River en la Liga

River entendió el desafío y Ponzio lo planificó: “es clave para la anual”

El Millonario ganó, pero cerró el semestre con un margen mínimo y la matemática de los desempates ya le empieza a pasar factura.

Leonardo Ponzio
Leonardo Ponzio

(ARGENTINA).- Ganar dejó de ser el único asunto en la

agenda de River: ahora también pesa por cuánto. En el Clausura 2025, el equipo que conduce Leonardo Ponzio terminó con apenas +2 de diferencia de gol, un margen demasiado acotado para un club que apunta a los playoffs y a la Copa Libertadores. Esa cuenta volvió a quedar en el centro de la discusión en un cierre de año en el que el conjunto millonario busca apuntalar un semestre flojo.

La cuenta exacta muestra el tamaño del problema. En el torneo el saldo quedó en +2, mientras que en la tabla anual la diferencia llega a +12, un número sostenido por el colchón que dejó el buen primer semestre y alineado con el de los competidores directos por una plaza. Ese margen necesita ampliarse: conservar lo heredado no alcanza si el segundo semestre sigue restando en lugar de sumar.

La matemática de los desempates explica la urgencia. La diferencia de gol puede ser determinante en la lucha por la clasificación a los playoffs y también para entrar a la Copa Libertadores, y llega a pesar incluso si el equipo termina igualado en puntos con alguno de sus competidores. Por eso ampliar el saldo no es un detalle secundario de acá al final del año: es un objetivo en sí mismo, al nivel de sumar de a tres.

Los partidos que se ganaron sufriendo

El 3-2 ante Banfield fue el ejemplo más concreto. River se puso 3-1, permitió el descuento en el segundo tiempo y terminó sufriendo hasta la última pelota: Banfield incluso convirtió en el cierre, aunque el gol fue anulado por posición adelantada. El equipo de Leonardo Ponzio se llevó los tres puntos, pero quedó expuesta otra vez la dificultad para cerrar el encuentro, un rasgo que se repitió durante todo el semestre.

En Tucumán el guion se repitió. River se puso en ventaja, Atlético Tucumán empató y el segundo gol apareció recién en los minutos finales.

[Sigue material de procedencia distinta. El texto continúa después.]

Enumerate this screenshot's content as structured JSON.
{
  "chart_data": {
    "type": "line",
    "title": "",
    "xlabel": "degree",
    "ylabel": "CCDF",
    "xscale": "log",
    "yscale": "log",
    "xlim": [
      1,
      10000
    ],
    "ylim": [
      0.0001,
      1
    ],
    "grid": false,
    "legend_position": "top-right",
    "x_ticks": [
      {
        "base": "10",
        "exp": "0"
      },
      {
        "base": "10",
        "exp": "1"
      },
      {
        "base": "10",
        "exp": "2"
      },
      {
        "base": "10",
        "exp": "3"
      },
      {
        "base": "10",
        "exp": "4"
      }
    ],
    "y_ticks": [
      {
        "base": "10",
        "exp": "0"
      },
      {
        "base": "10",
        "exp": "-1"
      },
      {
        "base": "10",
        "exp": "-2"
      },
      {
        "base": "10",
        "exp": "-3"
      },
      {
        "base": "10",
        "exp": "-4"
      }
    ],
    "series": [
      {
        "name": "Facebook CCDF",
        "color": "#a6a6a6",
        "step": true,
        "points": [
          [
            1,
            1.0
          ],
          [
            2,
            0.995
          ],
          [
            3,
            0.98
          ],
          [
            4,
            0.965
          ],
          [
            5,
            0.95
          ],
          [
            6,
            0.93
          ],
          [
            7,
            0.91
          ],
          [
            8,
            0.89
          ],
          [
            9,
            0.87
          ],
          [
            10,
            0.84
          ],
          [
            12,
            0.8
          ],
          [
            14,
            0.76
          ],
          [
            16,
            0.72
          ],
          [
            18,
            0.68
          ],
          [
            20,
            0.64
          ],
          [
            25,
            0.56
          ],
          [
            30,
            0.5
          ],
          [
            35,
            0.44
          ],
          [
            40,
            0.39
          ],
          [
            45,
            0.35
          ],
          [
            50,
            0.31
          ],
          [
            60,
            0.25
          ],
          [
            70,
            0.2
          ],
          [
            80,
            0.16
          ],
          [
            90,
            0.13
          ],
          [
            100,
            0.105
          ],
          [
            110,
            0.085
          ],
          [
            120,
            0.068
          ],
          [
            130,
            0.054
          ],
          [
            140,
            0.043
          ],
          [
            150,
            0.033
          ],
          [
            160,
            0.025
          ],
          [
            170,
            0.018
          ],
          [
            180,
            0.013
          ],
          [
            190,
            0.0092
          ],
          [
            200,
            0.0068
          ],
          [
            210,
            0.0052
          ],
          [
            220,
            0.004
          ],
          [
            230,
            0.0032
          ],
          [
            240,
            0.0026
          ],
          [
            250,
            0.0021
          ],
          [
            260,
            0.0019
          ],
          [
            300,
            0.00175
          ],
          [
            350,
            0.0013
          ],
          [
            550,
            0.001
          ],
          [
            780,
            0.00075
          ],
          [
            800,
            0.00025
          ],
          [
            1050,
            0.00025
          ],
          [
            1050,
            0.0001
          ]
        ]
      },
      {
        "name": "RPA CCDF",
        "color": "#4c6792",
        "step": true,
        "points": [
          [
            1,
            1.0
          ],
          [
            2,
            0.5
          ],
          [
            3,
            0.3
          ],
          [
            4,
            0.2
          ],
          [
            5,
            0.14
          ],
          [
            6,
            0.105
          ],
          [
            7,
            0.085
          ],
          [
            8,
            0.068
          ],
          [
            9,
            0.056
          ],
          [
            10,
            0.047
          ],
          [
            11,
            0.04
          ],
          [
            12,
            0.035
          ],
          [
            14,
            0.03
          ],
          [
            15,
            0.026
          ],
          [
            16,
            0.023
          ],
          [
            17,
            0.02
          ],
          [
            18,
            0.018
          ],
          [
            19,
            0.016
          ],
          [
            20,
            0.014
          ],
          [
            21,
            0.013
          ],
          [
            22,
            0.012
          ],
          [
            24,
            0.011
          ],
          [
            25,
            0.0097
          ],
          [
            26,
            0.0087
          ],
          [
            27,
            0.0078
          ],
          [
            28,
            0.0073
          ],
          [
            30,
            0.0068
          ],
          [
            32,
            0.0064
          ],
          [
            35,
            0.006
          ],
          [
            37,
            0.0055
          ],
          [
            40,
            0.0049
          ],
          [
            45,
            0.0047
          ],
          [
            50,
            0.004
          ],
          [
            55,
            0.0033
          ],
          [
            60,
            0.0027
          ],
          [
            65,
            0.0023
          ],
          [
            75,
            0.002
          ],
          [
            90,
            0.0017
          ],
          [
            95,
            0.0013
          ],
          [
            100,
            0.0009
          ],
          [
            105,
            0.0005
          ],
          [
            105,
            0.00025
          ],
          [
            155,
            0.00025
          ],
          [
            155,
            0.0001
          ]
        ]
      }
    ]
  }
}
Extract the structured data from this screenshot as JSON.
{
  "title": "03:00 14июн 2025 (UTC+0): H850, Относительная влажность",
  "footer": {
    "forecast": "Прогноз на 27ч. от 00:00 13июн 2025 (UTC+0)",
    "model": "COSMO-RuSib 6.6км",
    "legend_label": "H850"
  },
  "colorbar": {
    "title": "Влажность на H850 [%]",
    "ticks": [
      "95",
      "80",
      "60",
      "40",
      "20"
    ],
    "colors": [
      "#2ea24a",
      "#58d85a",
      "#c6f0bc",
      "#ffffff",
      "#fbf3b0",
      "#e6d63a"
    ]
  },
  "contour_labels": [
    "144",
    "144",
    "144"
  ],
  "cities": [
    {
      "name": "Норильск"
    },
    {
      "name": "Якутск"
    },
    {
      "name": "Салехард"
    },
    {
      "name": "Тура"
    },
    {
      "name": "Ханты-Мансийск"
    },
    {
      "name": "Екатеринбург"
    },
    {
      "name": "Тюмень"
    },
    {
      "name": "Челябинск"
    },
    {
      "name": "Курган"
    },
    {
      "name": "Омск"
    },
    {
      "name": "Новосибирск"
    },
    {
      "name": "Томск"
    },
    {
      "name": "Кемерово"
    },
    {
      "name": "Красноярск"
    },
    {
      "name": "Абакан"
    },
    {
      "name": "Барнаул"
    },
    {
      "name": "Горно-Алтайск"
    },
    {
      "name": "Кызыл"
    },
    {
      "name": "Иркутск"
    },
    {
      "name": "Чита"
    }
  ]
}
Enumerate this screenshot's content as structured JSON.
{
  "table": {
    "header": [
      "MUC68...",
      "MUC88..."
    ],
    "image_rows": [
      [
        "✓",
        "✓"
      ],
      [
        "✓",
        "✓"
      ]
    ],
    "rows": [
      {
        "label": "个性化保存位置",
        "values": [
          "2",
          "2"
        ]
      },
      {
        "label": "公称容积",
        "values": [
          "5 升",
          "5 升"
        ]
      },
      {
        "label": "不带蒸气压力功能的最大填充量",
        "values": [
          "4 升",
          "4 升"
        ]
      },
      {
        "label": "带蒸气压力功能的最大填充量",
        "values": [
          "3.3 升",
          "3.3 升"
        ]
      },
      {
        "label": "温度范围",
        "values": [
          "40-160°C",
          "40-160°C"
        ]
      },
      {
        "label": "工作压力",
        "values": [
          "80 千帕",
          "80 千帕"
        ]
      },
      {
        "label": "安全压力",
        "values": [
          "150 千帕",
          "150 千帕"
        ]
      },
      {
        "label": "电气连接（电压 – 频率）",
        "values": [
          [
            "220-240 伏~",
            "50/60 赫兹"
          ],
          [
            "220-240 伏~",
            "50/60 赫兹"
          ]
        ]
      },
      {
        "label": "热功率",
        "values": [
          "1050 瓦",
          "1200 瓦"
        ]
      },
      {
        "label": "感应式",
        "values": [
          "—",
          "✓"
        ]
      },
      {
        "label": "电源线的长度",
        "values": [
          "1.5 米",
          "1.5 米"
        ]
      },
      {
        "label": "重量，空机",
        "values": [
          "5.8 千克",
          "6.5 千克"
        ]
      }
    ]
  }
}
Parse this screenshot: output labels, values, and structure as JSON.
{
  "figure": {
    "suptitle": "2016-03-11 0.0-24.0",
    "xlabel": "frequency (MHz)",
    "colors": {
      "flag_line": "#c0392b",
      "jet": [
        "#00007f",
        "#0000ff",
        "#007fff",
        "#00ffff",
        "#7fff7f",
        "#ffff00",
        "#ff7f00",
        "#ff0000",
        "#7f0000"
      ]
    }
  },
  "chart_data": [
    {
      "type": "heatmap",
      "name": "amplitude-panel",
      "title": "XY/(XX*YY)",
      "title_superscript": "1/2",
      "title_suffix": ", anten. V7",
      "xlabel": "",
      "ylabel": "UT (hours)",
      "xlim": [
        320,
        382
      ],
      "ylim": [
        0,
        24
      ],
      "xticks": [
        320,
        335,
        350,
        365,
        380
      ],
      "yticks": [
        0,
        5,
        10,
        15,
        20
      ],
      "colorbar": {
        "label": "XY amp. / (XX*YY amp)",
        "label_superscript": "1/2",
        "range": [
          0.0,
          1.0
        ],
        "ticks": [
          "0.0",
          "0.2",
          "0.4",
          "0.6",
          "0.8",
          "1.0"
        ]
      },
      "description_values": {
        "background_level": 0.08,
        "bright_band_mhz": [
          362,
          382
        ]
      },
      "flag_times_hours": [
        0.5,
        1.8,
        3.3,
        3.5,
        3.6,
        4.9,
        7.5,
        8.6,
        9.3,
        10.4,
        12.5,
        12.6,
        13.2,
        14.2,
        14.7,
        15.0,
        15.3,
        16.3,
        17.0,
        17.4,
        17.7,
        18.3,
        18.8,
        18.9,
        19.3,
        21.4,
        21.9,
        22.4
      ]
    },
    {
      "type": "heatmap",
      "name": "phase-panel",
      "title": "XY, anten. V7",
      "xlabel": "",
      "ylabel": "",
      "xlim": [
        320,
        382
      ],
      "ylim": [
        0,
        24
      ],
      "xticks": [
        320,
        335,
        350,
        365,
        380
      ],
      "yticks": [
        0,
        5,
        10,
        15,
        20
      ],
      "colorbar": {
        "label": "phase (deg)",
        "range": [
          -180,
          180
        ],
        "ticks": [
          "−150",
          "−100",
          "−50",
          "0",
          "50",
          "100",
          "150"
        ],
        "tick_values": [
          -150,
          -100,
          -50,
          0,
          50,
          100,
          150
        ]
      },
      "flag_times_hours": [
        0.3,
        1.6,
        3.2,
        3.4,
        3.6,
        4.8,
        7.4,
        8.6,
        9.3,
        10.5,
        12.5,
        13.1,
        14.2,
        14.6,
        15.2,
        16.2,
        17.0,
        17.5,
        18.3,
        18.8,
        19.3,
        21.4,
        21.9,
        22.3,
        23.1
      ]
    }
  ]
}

Contra Independiente Rivadavia pasó algo parecido: 2-0 arriba y con el partido aparentemente controlado, la Lepra descontó y tuvo un remate clarísimo que dio en el travesaño antes del 3-1 que terminó de liquidar la historia.

Las herramientas para hacer la diferencia existen. Con la salida de Coudet y la asunción de Leonardo Ponzio, la capacidad para encontrar el gol empezó a revertirse: Sebastián Driussi acumuló nueve goles en el año, dos de ellos en este semestre, y el ataque sumó el aporte de Ángel Correa con tres tantos, Thiago Almada con dos y Andrada con uno. El problema aparecía después, cuando la ventaja no se transformaba en tranquilidad y el rival, que por momentos parecía fuera del partido, volvía a meterse en carrera.

Las correcciones pendientes son dos: generar más ocasiones de gol y, sobre todo, aprender a cerrar los partidos. La lección de la etapa de Leonardo Ponzio sigue vigente de acá al cierre del calendario: el primer paso es ganar y el segundo es hacerlo con margen, porque la diferencia de gol puede terminar decidiendo la clasificación.